If a hurricane, tornado, or flood ravaged one of your communities, how would your houses fare? How about the multimillion-dollar custom home you just completed for a client? The likelihood of significant damage and disruption to the homeowners’ lives could be significant, because (as if we hadn't noticed) the weather is getting more violent and unpredictable.
Tackling this challenge is the goal of resilient design, which Evanston, Ill., architect Nathan Kipnis defines as the intentional design of buildings, landscapes, communities, and regions in response to stress or disturbance, and the capacity to bounce back after a disturbance or interruption.
Resilient homes can maintain livable conditions even if left without power or heating fuel. They incorporate water-conserving techniques such as as rainwater harvesting, alternative water-pumping systems, water storage, and wastewater recycling options. A resilient home utilizes passive-solar design and has an islandable solar power system, meaning that a specialized inverter and battery banks will provide electricity to the home even if the grid is down.
Approximately 500 members of the American Institute of Architects (AIA), surveyed in 2016 about the major drivers in home design for the coming decade, ranked the top five as healthy building materials; smart-home automation; energy-efficient design; designing for aging; and resilient design. Resilience is on their radar.
Obviously a big proponent of resilient design, Kipnis has amassed considerable experience designing high-end, sustainable homes in the Chicago area. His firm is a practitioner of the AIA 2030 Commitment, a national initiative to help architects evaluate the impact design decisions have on a building’s energy performance, with the goal of producing net-zero homes by 2030.
Kipnis believes custom-home clients are better served by the design/build model than by working independently with an architect or builder. Here’s why: “Each [approach] has its advantages, but logic favors the design/build model especially as it relates to the fast-moving advancements in green design and construction, healthy and sustainable interiors, environmentally sensitive outdoor living, and must-have smart technology integration.”
His vision of the future coalesces in the NextHaus Alliance, comprised of Kipnis Architecture + Planning; Sylvester Construction of Chicago; Scott Byron & Co. , a landscape architecture firm based in Lake Bluff, Ill.; and Barrett’s Technology Solutions, a designer of connected home-technology systems based in Naperville, Ill. “We will provide turnkey, net-zero design/build services for the lifestyle residential market that are visionary, healthy, resilient, adaptable, and fully in tune with the environment,” says Kipnis. (Substitute “high-end custom” for lifestyle residential market, if you will.)

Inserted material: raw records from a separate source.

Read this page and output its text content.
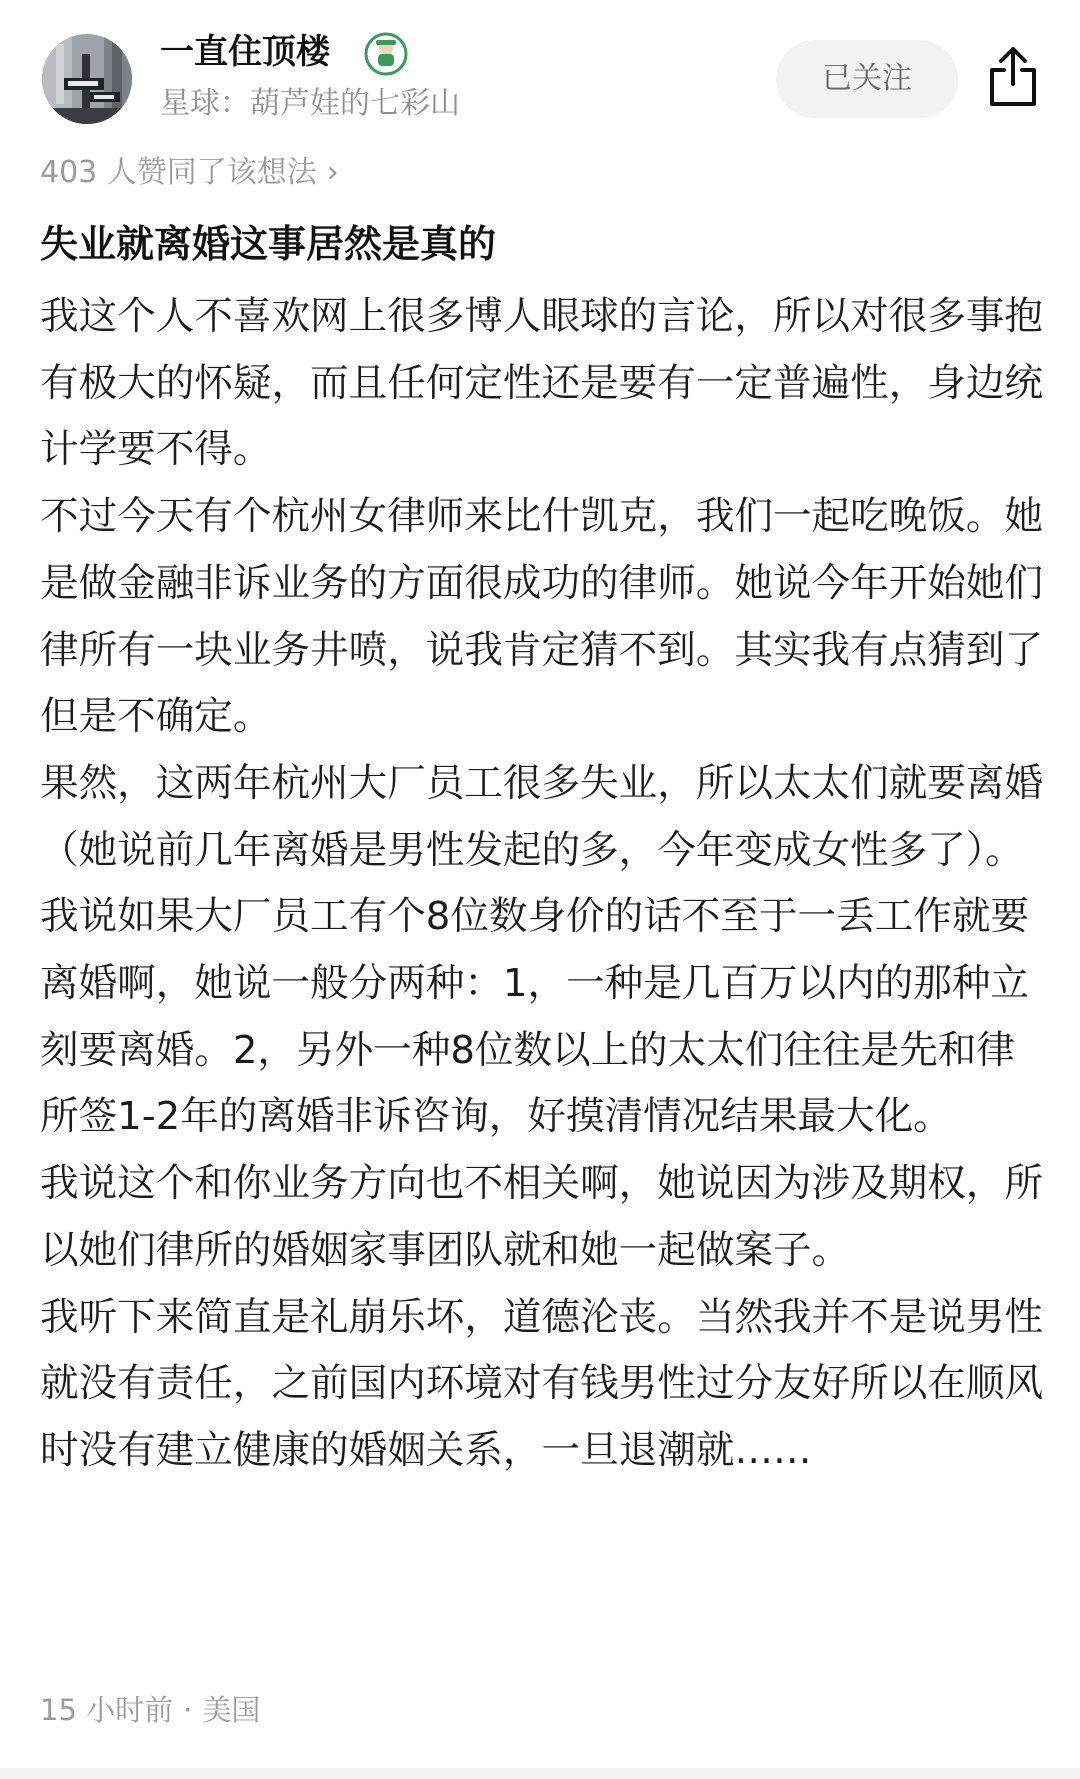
一直住顶楼
星球：葫芦娃的七彩山
已关注
403 人赞同了该想法 ›
失业就离婚这事居然是真的

我这个人不喜欢网上很多博人眼球的言论，所以对很多事抱有极大的怀疑，而且任何定性还是要有一定普遍性，身边统计学要不得。

不过今天有个杭州女律师来比什凯克，我们一起吃晚饭。她是做金融非诉业务的方面很成功的律师。她说今年开始她们律所有一块业务井喷，说我肯定猜不到。其实我有点猜到了但是不确定。

果然，这两年杭州大厂员工很多失业，所以太太们就要离婚（她说前几年离婚是男性发起的多，今年变成女性多了）。我说如果大厂员工有个8位数身价的话不至于一丢工作就要离婚啊，她说一般分两种：1，一种是几百万以内的那种立刻要离婚。2，另外一种8位数以上的太太们往往是先和律所签1-2年的离婚非诉咨询，好摸清情况结果最大化。

我说这个和你业务方向也不相关啊，她说因为涉及期权，所以她们律所的婚姻家事团队就和她一起做案子。

我听下来简直是礼崩乐坏，道德沦丧。当然我并不是说男性就没有责任，之前国内环境对有钱男性过分友好所以在顺风时没有建立健康的婚姻关系，一旦退潮就……

15 小时前 · 美国
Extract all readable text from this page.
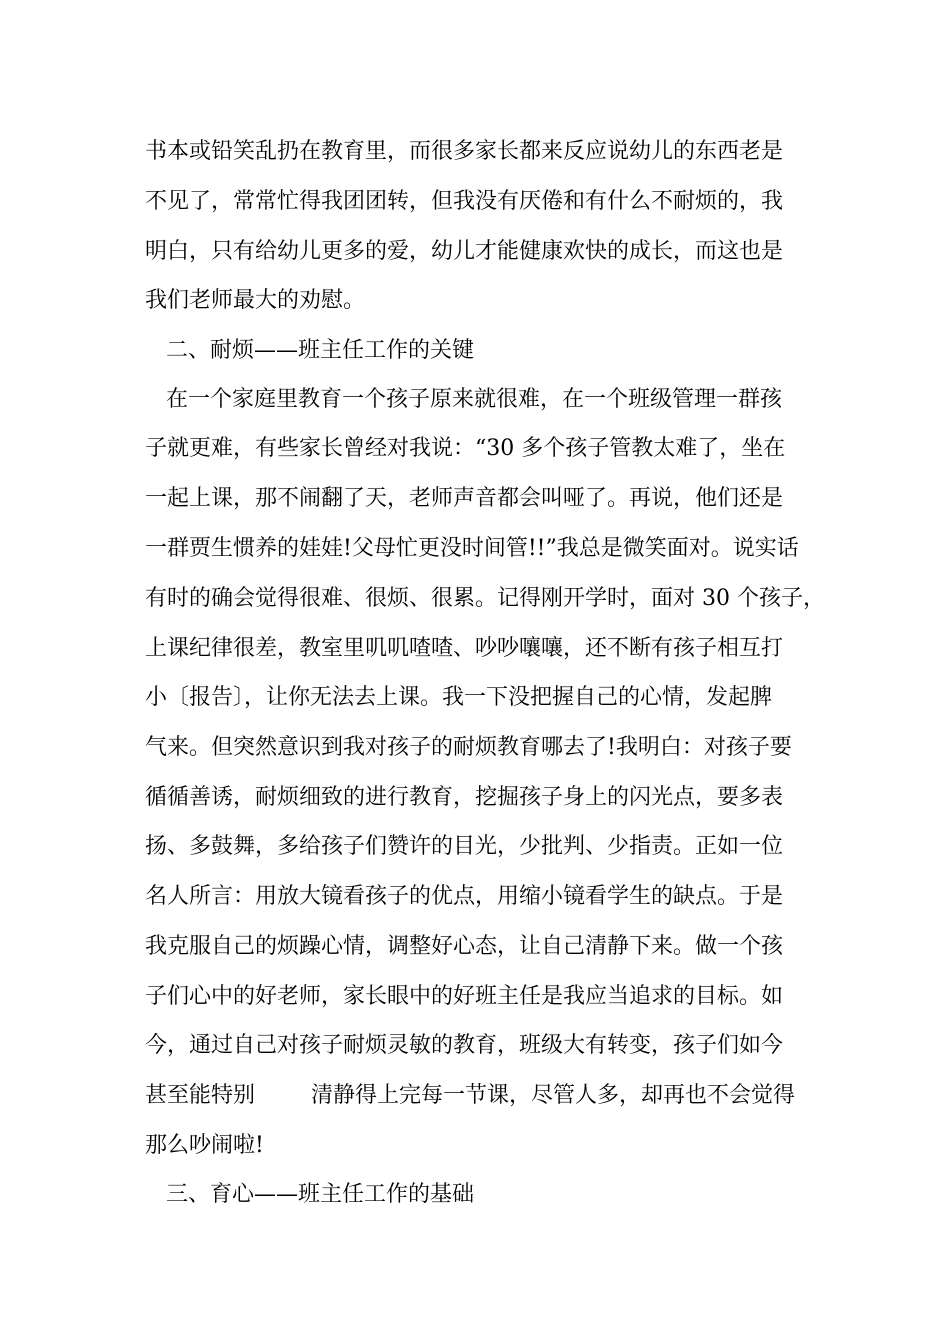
书本或铅笑乱扔在教育里，而很多家长都来反应说幼儿的东西老是
不见了，常常忙得我团团转，但我没有厌倦和有什么不耐烦的，我
明白，只有给幼儿更多的爱，幼儿才能健康欢快的成长，而这也是
我们老师最大的劝慰。
二、耐烦——班主任工作的关键
在一个家庭里教育一个孩子原来就很难，在一个班级管理一群孩
子就更难，有些家长曾经对我说：“30 多个孩子管教太难了，坐在
一起上课，那不闹翻了天，老师声音都会叫哑了。再说，他们还是
一群贾生惯养的娃娃!父母忙更没时间管!!”我总是微笑面对。说实话
有时的确会觉得很难、很烦、很累。记得刚开学时，面对 30 个孩子，
上课纪律很差，教室里叽叽喳喳、吵吵嚷嚷，还不断有孩子相互打
小〔报告〕，让你无法去上课。我一下没把握自己的心情，发起脾
气来。但突然意识到我对孩子的耐烦教育哪去了!我明白：对孩子要
循循善诱，耐烦细致的进行教育，挖掘孩子身上的闪光点，要多表
扬、多鼓舞，多给孩子们赞许的目光，少批判、少指责。正如一位
名人所言：用放大镜看孩子的优点，用缩小镜看学生的缺点。于是
我克服自己的烦躁心情，调整好心态，让自己清静下来。做一个孩
子们心中的好老师，家长眼中的好班主任是我应当追求的目标。如
今，通过自己对孩子耐烦灵敏的教育，班级大有转变，孩子们如今
甚至能特别	清静得上完每一节课，尽管人多，却再也不会觉得
那么吵闹啦!
三、育心——班主任工作的基础
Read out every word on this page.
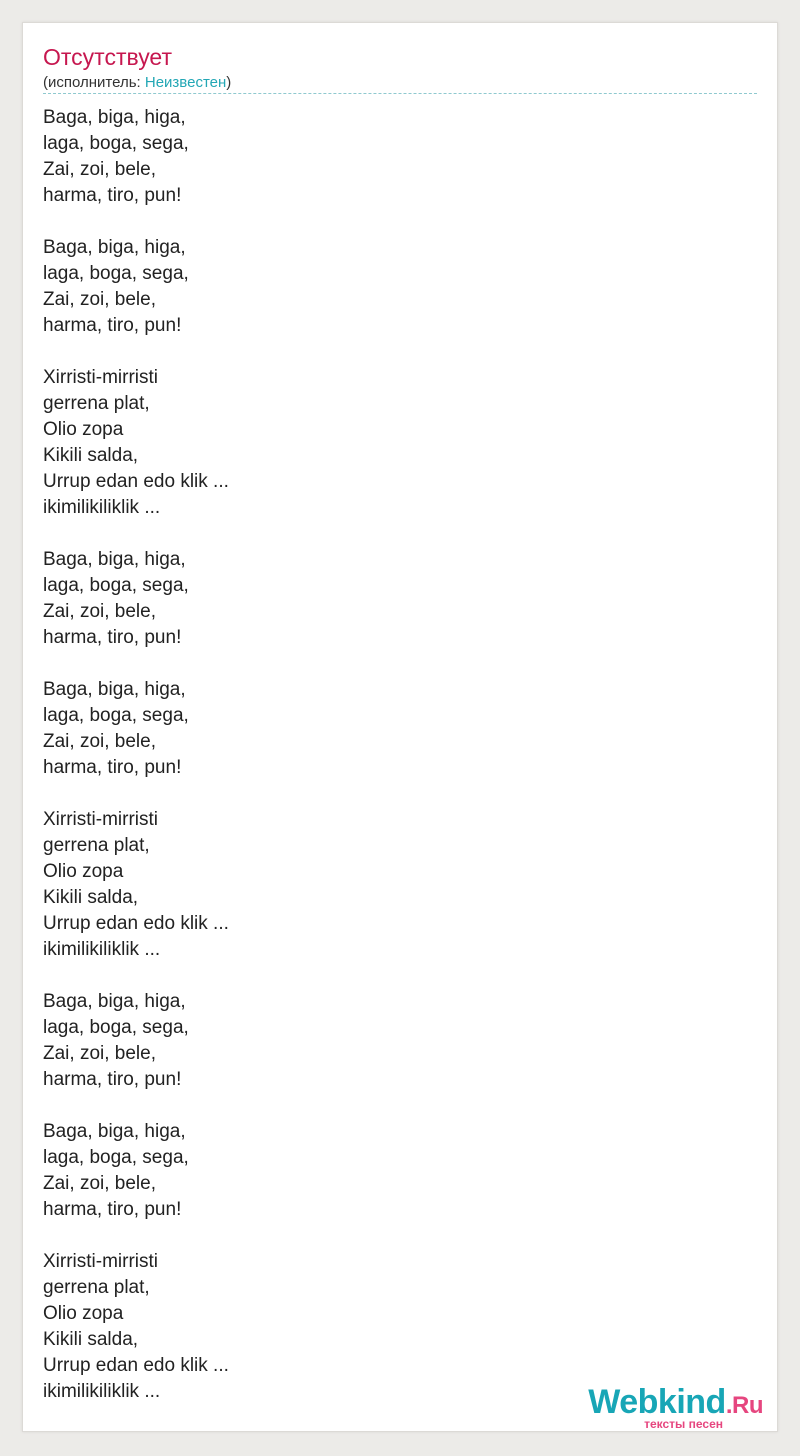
Отсутствует
(исполнитель: Неизвестен)
Baga, biga, higa,
laga, boga, sega,
Zai, zoi, bele,
harma, tiro, pun!
Baga, biga, higa,
laga, boga, sega,
Zai, zoi, bele,
harma, tiro, pun!
Xirristi-mirristi
gerrena plat,
Olio zopa
Kikili salda,
Urrup edan edo klik ...
ikimilikiliklik ...
Baga, biga, higa,
laga, boga, sega,
Zai, zoi, bele,
harma, tiro, pun!
Baga, biga, higa,
laga, boga, sega,
Zai, zoi, bele,
harma, tiro, pun!
Xirristi-mirristi
gerrena plat,
Olio zopa
Kikili salda,
Urrup edan edo klik ...
ikimilikiliklik ...
Baga, biga, higa,
laga, boga, sega,
Zai, zoi, bele,
harma, tiro, pun!
Baga, biga, higa,
laga, boga, sega,
Zai, zoi, bele,
harma, tiro, pun!
Xirristi-mirristi
gerrena plat,
Olio zopa
Kikili salda,
Urrup edan edo klik ...
ikimilikiliklik ...	Webkind.Ru
тексты песен
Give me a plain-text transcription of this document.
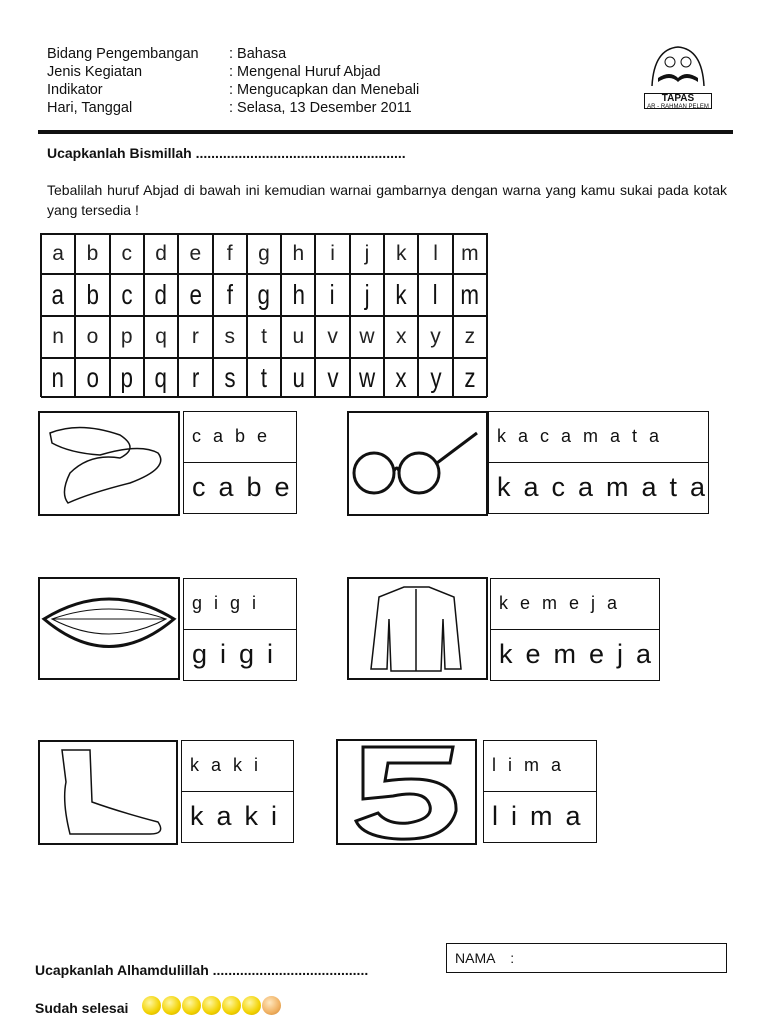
Bidang Pengembangan	: Bahasa
Jenis Kegiatan	: Mengenal Huruf Abjad
Indikator	: Mengucapkan dan Menebali
Hari, Tanggal	: Selasa, 13 Desember 2011
TAPAS
AR - RAHMAN PELEM
Ucapkanlah Bismillah ......................................................
Tebalilah huruf Abjad di bawah ini kemudian warnai gambarnya dengan warna yang kamu sukai pada kotak yang tersedia !
a b c d e f g h i j k l m
a b c d e f g h i j k l m
n o p q r s t u v w x y z
n o p q r s t u v w x y z
cabe
cabe
kacamata
kacamata
gigi
gigi
kemeja
kemeja
kaki
kaki
lima
lima
Ucapkanlah Alhamdulillah ........................................
NAMA    :
Sudah selesai
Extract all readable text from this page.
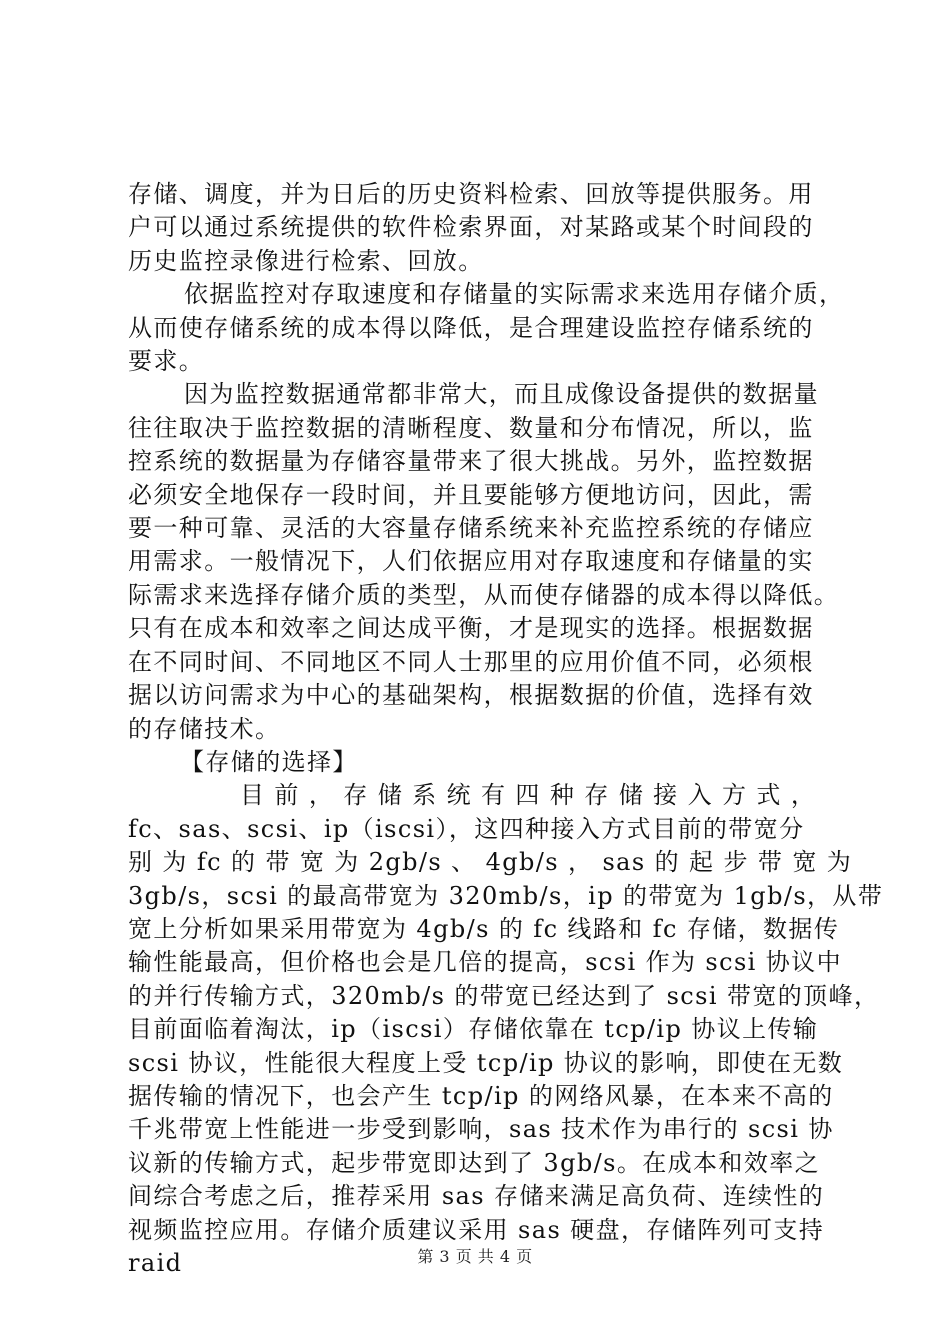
存储、调度，并为日后的历史资料检索、回放等提供服务。用
户可以通过系统提供的软件检索界面，对某路或某个时间段的
历史监控录像进行检索、回放。
依据监控对存取速度和存储量的实际需求来选用存储介质，
从而使存储系统的成本得以降低，是合理建设监控存储系统的
要求。
因为监控数据通常都非常大，而且成像设备提供的数据量
往往取决于监控数据的清晰程度、数量和分布情况，所以，监
控系统的数据量为存储容量带来了很大挑战。另外，监控数据
必须安全地保存一段时间，并且要能够方便地访问，因此，需
要一种可靠、灵活的大容量存储系统来补充监控系统的存储应
用需求。一般情况下，人们依据应用对存取速度和存储量的实
际需求来选择存储介质的类型，从而使存储器的成本得以降低。
只有在成本和效率之间达成平衡，才是现实的选择。根据数据
在不同时间、不同地区不同人士那里的应用价值不同，必须根
据以访问需求为中心的基础架构，根据数据的价值，选择有效
的存储技术。
【存储的选择】
目 前 ， 存 储 系 统 有 四 种 存 储 接 入 方 式 ，
fc、sas、scsi、ip（iscsi），这四种接入方式目前的带宽分
别 为 fc 的 带 宽 为 2gb/s 、 4gb/s ， sas 的 起 步 带 宽 为
3gb/s，scsi 的最高带宽为 320mb/s，ip 的带宽为 1gb/s，从带
宽上分析如果采用带宽为 4gb/s 的 fc 线路和 fc 存储，数据传
输性能最高，但价格也会是几倍的提高，scsi 作为 scsi 协议中
的并行传输方式，320mb/s 的带宽已经达到了 scsi 带宽的顶峰，
目前面临着淘汰，ip（iscsi）存储依靠在 tcp/ip 协议上传输
scsi 协议，性能很大程度上受 tcp/ip 协议的影响，即使在无数
据传输的情况下，也会产生 tcp/ip 的网络风暴，在本来不高的
千兆带宽上性能进一步受到影响，sas 技术作为串行的 scsi 协
议新的传输方式，起步带宽即达到了 3gb/s。在成本和效率之
间综合考虑之后，推荐采用 sas 存储来满足高负荷、连续性的
视频监控应用。存储介质建议采用 sas 硬盘，存储阵列可支持
raid	第 3 页 共 4 页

The architect thinks NextHaus Alliance is at the forefront of a movement to provide the best integration of great design and tangible sustainable solutions, customized to the client’s exact needs. On their website, a number of benefits are touted including technical expertise in all areas; the speed and savings of a faster process; better controls on the overall project budget and cost efficiencies; shared design ideas; and cutting-edge, future-forward applications.
Architecture, interior design, building, landscaping, and technology professionals work together for the client’s benefit during the pre-construction and construction design/build phases. “It will minimize change orders and facilitate use of BIM, and it will take less time to assemble the project team,” Kipnis notes. Circling back to resilient design, the real test will be when the next big thunderstorm or snowstorm or EF3-plus tornado knocks out the power and high winds buffet the houses.
The next step for NextHaus Alliance is to add more support partners, including interior designers, energy consultants, and trade contractors who utilize green practices. The group is also working on a branding and marketing strategy. I’m excited to see what comes out of the ground when they start building.